If nothing else, we should really consider opportunity, starting with the number of horses to have run from each age-group (Row 2). In terms of complexity and an evolution in analysis, this simple step is akin to life emerging from the primordial swamp. It can be seen that three-year-olds had far fewer opportunities to gain their three wins than the other age-groups.
But we can do better. Achievement compared to opportunity can be expressed as a strike-rate (Row 3): that is, the % of horses from that age-group which won. Things are looking better still for three-year-olds, but what if that age-group had only ever contested small-field runnings of the race?
Row 4 establishes the number of wins each age-group should have achieved by random (the sum of 1/(number of runners) for all cases in each category, so field size is taken into account) and then an impact value, which is wins achieved divided by wins expected at random.
But we have still considered winners and winners only. If we want to do better still – the evolutionary equivalent of walking on our hind legs or discovering fire – then we need to consider beaten horses also. If an effect exists, then it should apply across the board, and not just conveniently to those horses which win.
Age Related Data in the Old Borough Handicap (first 4 finishers)

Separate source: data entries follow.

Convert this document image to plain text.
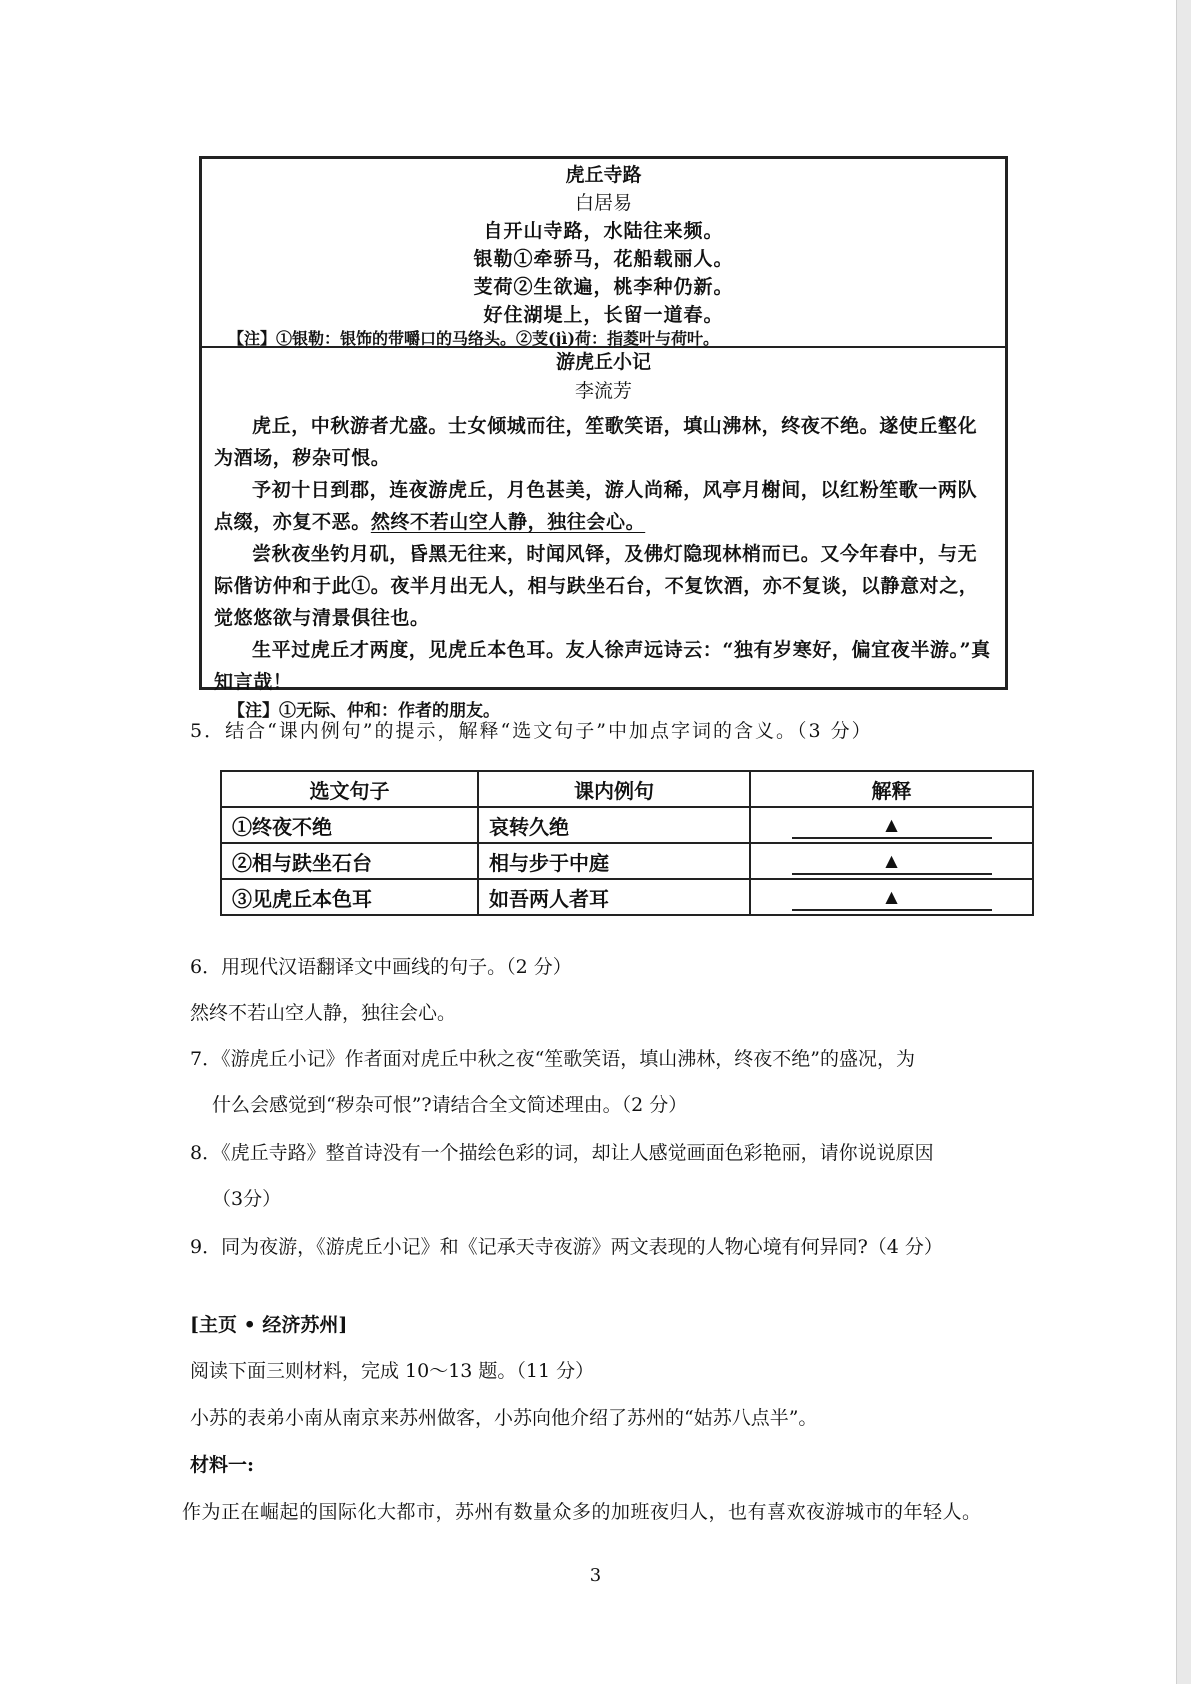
虎丘寺路
白居易
自开山寺路，水陆往来频。
银勒①牵骄马，花船载丽人。
芰荷②生欲遍，桃李种仍新。
好住湖堤上，长留一道春。
【注】①银勒：银饰的带嚼口的马络头。②芰(jì)荷：指菱叶与荷叶。
游虎丘小记
李流芳

虎丘，中秋游者尤盛。士女倾城而往，笙歌笑语，填山沸林，终夜不绝。遂使丘壑化为酒场，秽杂可恨。

予初十日到郡，连夜游虎丘，月色甚美，游人尚稀，风亭月榭间，以红粉笙歌一两队点缀，亦复不恶。然终不若山空人静，独往会心。

尝秋夜坐钓月矶，昏黑无往来，时闻风铎，及佛灯隐现林梢而已。又今年春中，与无际偕访仲和于此①。夜半月出无人，相与趺坐石台，不复饮酒，亦不复谈，以静意对之，觉悠悠欲与清景俱往也。

生平过虎丘才两度，见虎丘本色耳。友人徐声远诗云：“独有岁寒好，偏宜夜半游。”真知言哉！

【注】①无际、仲和：作者的朋友。
5．结合“课内例句”的提示，解释“选文句子”中加点字词的含义。（3 分）
选文句子	课内例句	解释
①终夜不绝	哀转久绝	▲
②相与趺坐石台	相与步于中庭	▲
③见虎丘本色耳	如吾两人者耳	▲
6．用现代汉语翻译文中画线的句子。（2 分）
然终不若山空人静，独往会心。
7．《游虎丘小记》作者面对虎丘中秋之夜“笙歌笑语，填山沸林，终夜不绝”的盛况，为
什么会感觉到“秽杂可恨”?请结合全文简述理由。（2 分）
8．《虎丘寺路》整首诗没有一个描绘色彩的词，却让人感觉画面色彩艳丽，请你说说原因
（3分）
9．同为夜游，《游虎丘小记》和《记承天寺夜游》两文表现的人物心境有何异同?（4 分）
[主页 • 经济苏州]
阅读下面三则材料，完成 10～13 题。（11 分）
小苏的表弟小南从南京来苏州做客，小苏向他介绍了苏州的“姑苏八点半”。
材料一:
作为正在崛起的国际化大都市，苏州有数量众多的加班夜归人，也有喜欢夜游城市的年轻人。
3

The message is similar, but the measures can be relied upon more. Three-year-olds have actually provided fewer first-four finishers than the other two age-groups, but those seven have come from just a dozen runners. This translates into a superior strike-rate, impact value and % of rivals beaten.
That measure of % of rivals beaten takes things one step further than any measure based on first-four places by considering exactly where in the field a horse finished and the % of its rivals that finished behind it. “Par” will be 50%, and a figure of 68.8% is very high indeed.
There are drawbacks to % rivals beaten as a measure – principally that information further down the field gets accorded undue significance – but things tend to come out in the wash, even in fairly small sample sizes, and the 50% par is clear and intuitive.
The message is simple: offset the smallness of sample sizes inescapably associated with trends by using measures more sophisticated than winners only (and the more sophisticated those measures the better).
And it is simple in another respect: three-year-olds have done notably well in recent Old Borough Cups, even if wins alone disguise that fact!